Suggested Additional Input Depending on Your Background or Expertise
The DEA notice explains, “DEA believes that additional information arising from this rulemaking will further inform the findings regarding the appropriate schedule for marijuana. DEA believes that factual evidence (including scientific data) and expert opinions, including additional data regarding different forms, formulations, and delivery methods for marijuana, as well as evidence regarding the effects of marijuana at various dosages or concentrations, may be relevant.”
The eight factors HHS and DEA were required to consider are:
The drug’s actual or relative potential for abuse;
Scientific evidence of its pharmacological effect, if known;
The state of current scientific knowledge regarding the drug or other substance;
Its history and current pattern of abuse;
The scope, duration, and significance of abuse;
What, if any, risk there is to the public health;
Its psychic or physiological dependence liability; and
Whether the substance is an immediate precursor of a substance already controlled.
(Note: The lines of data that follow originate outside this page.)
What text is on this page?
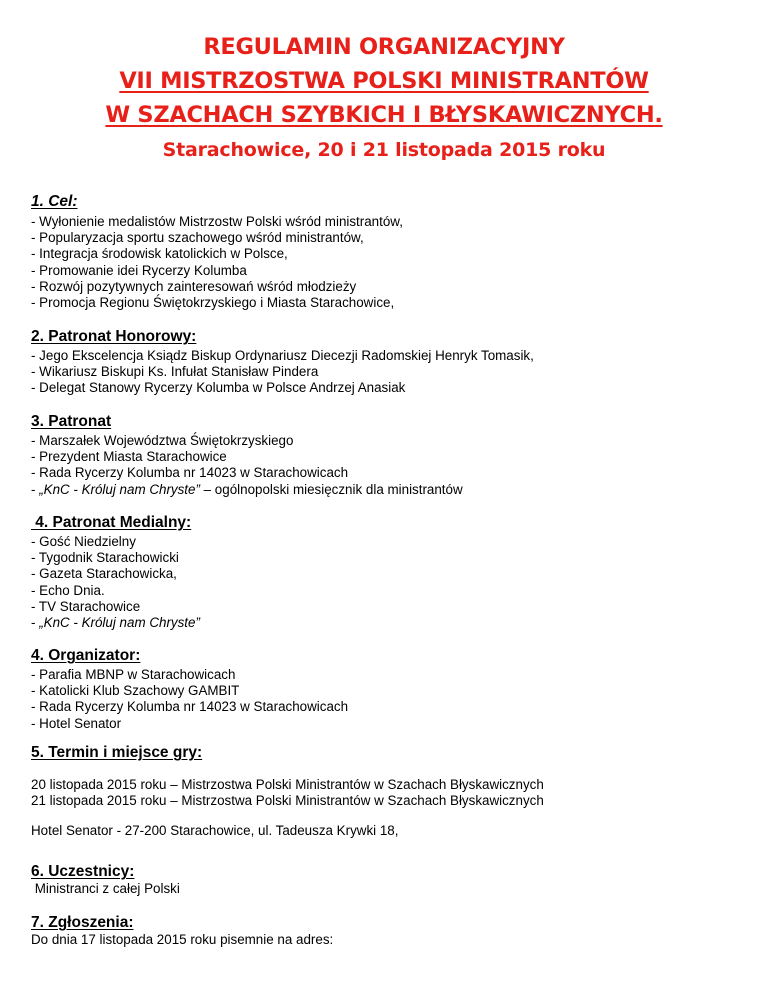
REGULAMIN ORGANIZACYJNY
VII MISTRZOSTWA POLSKI MINISTRANTÓW
W SZACHACH SZYBKICH I BŁYSKAWICZNYCH.
Starachowice, 20 i 21 listopada 2015 roku
1. Cel:
- Wyłonienie medalistów Mistrzostw Polski wśród ministrantów,
- Popularyzacja sportu szachowego wśród ministrantów,
- Integracja środowisk katolickich w Polsce,
- Promowanie idei Rycerzy Kolumba
- Rozwój pozytywnych zainteresowań wśród młodzieży
- Promocja Regionu Świętokrzyskiego i Miasta Starachowice,
2. Patronat Honorowy:
- Jego Ekscelencja Ksiądz Biskup Ordynariusz Diecezji Radomskiej Henryk Tomasik,
- Wikariusz Biskupi Ks. Infułat Stanisław Pindera
- Delegat Stanowy Rycerzy Kolumba w Polsce Andrzej Anasiak
3. Patronat
- Marszałek Województwa Świętokrzyskiego
- Prezydent Miasta Starachowice
- Rada Rycerzy Kolumba nr 14023 w Starachowicach
- „KnC - Króluj nam Chryste” – ogólnopolski miesięcznik dla ministrantów
4. Patronat Medialny:
- Gość Niedzielny
- Tygodnik Starachowicki
- Gazeta Starachowicka,
- Echo Dnia.
- TV Starachowice
- „KnC - Króluj nam Chryste”
4. Organizator:
- Parafia MBNP w Starachowicach
- Katolicki Klub Szachowy GAMBIT
- Rada Rycerzy Kolumba nr 14023 w Starachowicach
- Hotel Senator
5. Termin i miejsce gry:
20 listopada 2015 roku – Mistrzostwa Polski Ministrantów w Szachach Błyskawicznych
21 listopada 2015 roku – Mistrzostwa Polski Ministrantów w Szachach Błyskawicznych
Hotel Senator - 27-200 Starachowice, ul. Tadeusza Krywki 18,
6. Uczestnicy:
Ministranci z całej Polski
7. Zgłoszenia:
Do dnia 17 listopada 2015 roku pisemnie na adres:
If you have found relief from medical cannabis, or a loved one has, consider sharing your personal experience. If cannabis has been less risky than other medications you tried or were prescribed, consider sharing that information.
If you are a medical professional, please include that in your comment and share information from your experience supporting that cannabis has currently accepted medical use and a low to moderate potential for abuse, along with background on any of the points listed above.